GONZALES — Early voting by personal appearance is underway in Gonzales County — but it took some extra effort to have the polls ready when voters showed up Tuesday morning.
Election Systems & Software (ES&S), the contractor who prepares the electronic ballots, refused to deliver ballots for the Republican and Democratic primaries because of an unpaid bill from the last election, according to County Clerk Lee Riedel.
Democratic Party County Chairman Ken Mosher II said the issue was the result of a “paperwork snafu” and pledged to have it resolved before election day, he said.
ES&S finally agreed to release the GOP ballots, but Friday afternoon they still hadn’t arrived in Gonzales. Riedel said a UPS driver had pledged to track down the package and deliver it to her home — even if it took until Saturday. They delivered the package to Riedel’s office shortly after she left for the day, Riedel said.
She spent the weekend preparing the ballots.
Voters in the Democratic primary will cast paper ballots which are marked “PROOF”, Riedel said. County Judge David Bird — who is running for re-election in the Democratic primary — provided 243 xeroxed copies of the proof. They are numbered in red ink and must be initialed by an election official on the back in order to be counted, Riedel said.
Through Wednesday, the County Clerk’s office reported that 32 votes had been cast in the Democratic primary, eight of those in person. Seven voters visited the Gonzales early voting site at the County Clerk’s office and one voted in Waelder.
Attendance was much higher for the Republican primary. A total of 308 votes have been cast as of the end of voting Wednesday.
Seventy-nine in person votes were case in Gonzales; 36 in Waelder; and seven in Nixon.
Over all, 122 votes were cast by personal appearance; 186 were mailed to the county clerk’s office.
There are 12,029 registered voters in the county.

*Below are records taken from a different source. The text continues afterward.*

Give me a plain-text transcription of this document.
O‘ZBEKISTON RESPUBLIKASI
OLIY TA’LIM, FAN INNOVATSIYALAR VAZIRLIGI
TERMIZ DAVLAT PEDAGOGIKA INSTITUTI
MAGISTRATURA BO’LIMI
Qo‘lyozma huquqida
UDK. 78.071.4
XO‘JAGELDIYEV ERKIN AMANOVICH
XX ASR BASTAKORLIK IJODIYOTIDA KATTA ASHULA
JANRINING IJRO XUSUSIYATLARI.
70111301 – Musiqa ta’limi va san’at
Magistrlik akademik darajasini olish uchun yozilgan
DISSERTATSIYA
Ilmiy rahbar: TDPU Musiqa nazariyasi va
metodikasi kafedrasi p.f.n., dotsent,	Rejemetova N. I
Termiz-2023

Early voting continues through 4:30 p.m. Friday Feb. 28 during normal business hours. Voters are reminded to bring a valid photo id with them when they come to vote.
Valid forms of photo identification include a Texas driver’s license; identification card issued by Texas Department of Public Safety; a concealed handgun license; or a U.S. passport; U.S. military identification card or a U.S. citizenship certificate with photo.
If you do not have any of the above listed forms of ID, obtain a free election identification certificate from the local driver’s license office.